Grabher empfand trotz des verpassten Sieges “einen gewissen Stolz auf die Mannschaft, wie wir die Situation annehmen. Sie ist für viele aussichtslos, aber man sieht, dass wir alles geben.” Solange man alles gebe, den Matchplan umsetze und Überzeugung habe, könne man sich nichts vorwerfen. “Hätten wir das die ganze Saison so verfolgt, hätten wir jetzt eine andere Situation”, so Grabher.

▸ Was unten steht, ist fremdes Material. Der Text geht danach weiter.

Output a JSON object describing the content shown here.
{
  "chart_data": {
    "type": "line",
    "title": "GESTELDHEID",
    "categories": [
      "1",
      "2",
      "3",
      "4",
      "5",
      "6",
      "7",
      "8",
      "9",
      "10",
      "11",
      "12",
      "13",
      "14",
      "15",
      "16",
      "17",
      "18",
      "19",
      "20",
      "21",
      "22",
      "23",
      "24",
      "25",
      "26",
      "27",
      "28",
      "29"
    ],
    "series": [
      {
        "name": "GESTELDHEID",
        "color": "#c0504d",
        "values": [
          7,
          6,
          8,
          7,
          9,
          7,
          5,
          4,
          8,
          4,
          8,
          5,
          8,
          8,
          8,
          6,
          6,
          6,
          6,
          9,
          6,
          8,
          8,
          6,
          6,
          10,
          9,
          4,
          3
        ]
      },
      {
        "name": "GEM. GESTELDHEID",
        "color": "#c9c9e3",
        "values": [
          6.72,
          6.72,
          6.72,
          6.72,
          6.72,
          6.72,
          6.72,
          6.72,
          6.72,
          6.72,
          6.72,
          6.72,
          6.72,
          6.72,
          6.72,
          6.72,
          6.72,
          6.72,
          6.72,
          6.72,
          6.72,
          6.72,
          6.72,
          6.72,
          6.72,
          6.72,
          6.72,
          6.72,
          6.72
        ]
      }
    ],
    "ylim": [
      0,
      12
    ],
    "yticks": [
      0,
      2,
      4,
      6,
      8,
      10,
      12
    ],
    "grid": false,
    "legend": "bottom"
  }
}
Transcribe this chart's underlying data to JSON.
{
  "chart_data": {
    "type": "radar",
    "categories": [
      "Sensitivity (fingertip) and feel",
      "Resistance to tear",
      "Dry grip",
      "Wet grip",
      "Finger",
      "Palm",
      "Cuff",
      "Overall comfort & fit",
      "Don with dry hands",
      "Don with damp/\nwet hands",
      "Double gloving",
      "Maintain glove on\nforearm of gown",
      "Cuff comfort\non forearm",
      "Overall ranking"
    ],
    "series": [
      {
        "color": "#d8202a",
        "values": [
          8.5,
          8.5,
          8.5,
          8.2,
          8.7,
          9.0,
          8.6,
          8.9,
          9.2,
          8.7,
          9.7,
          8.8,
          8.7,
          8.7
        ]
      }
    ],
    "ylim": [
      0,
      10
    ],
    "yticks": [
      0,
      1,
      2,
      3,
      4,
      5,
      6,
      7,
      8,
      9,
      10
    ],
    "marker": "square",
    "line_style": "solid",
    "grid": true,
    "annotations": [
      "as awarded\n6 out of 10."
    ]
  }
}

Die aktuelle Situation ist jedenfalls prekär. Wäre der aktuelle Auftritt gegen die WSG zu Beginn der Quali-Gruppe noch ein durchaus stabiler gewesen, ist er in der derzeitigen Situation zu wenig. Lustenau spielte insbesondere in Hälfte eins nicht wie ein Team, das gewinnen muss – sondern wirkte gegen äußerst gemächliche Tiroler ohne zündende Ideen.

“Natürlich sind wir nicht mit dem Ergebnis zufrieden, aber mit der Art und Weise. Mannschaften in so einer Situation haben sich am Feld auch schon anders gezeigt, waren vielleicht ängstlich, haben sich gegenseitig Vorwürfe gemacht. Man sieht, dass wir uns nicht zerfleischen, sondern als Team alles probieren”, sagte Grabher. Während die Wattener vor dem “Sky”-Kamerateam im Hintergrund feierten, richtete WSG-Präsidentin Diana Langes-Swarovski aufmunternde Worte an den Austria-Kapitän. Dieser meinte zu ihr: “Wir haben uns selbst in diese Situation gebracht.” Selbst kann man dieser Situation aber nicht mehr entfliehen. Auch ein Erfolgslauf bringt nichts, wenn Altach anschreibt.
Rechenspiele im Konjunktiv
Will man die verschwindend geringe Chance auf den Ligaverbleib aufrechterhalten, muss Lustenau einerseits die verbleibenden Heimspiele gegen Austria Wien und Blau-Weiß Linz für sich entscheiden, gleichzeitig darf Altach gegen einen strauchelnden WAC und Wattener, für die es um nichts mehr gut, nicht mehr punkten. Dann würde es am letzten Spieltag im Ländle-Derby in Altach zum großen Showdown kommen – den Lustenau gewinnen müsste. Sehr viel Hypothetisches. Wie viel Hoffnung gibt es denn noch?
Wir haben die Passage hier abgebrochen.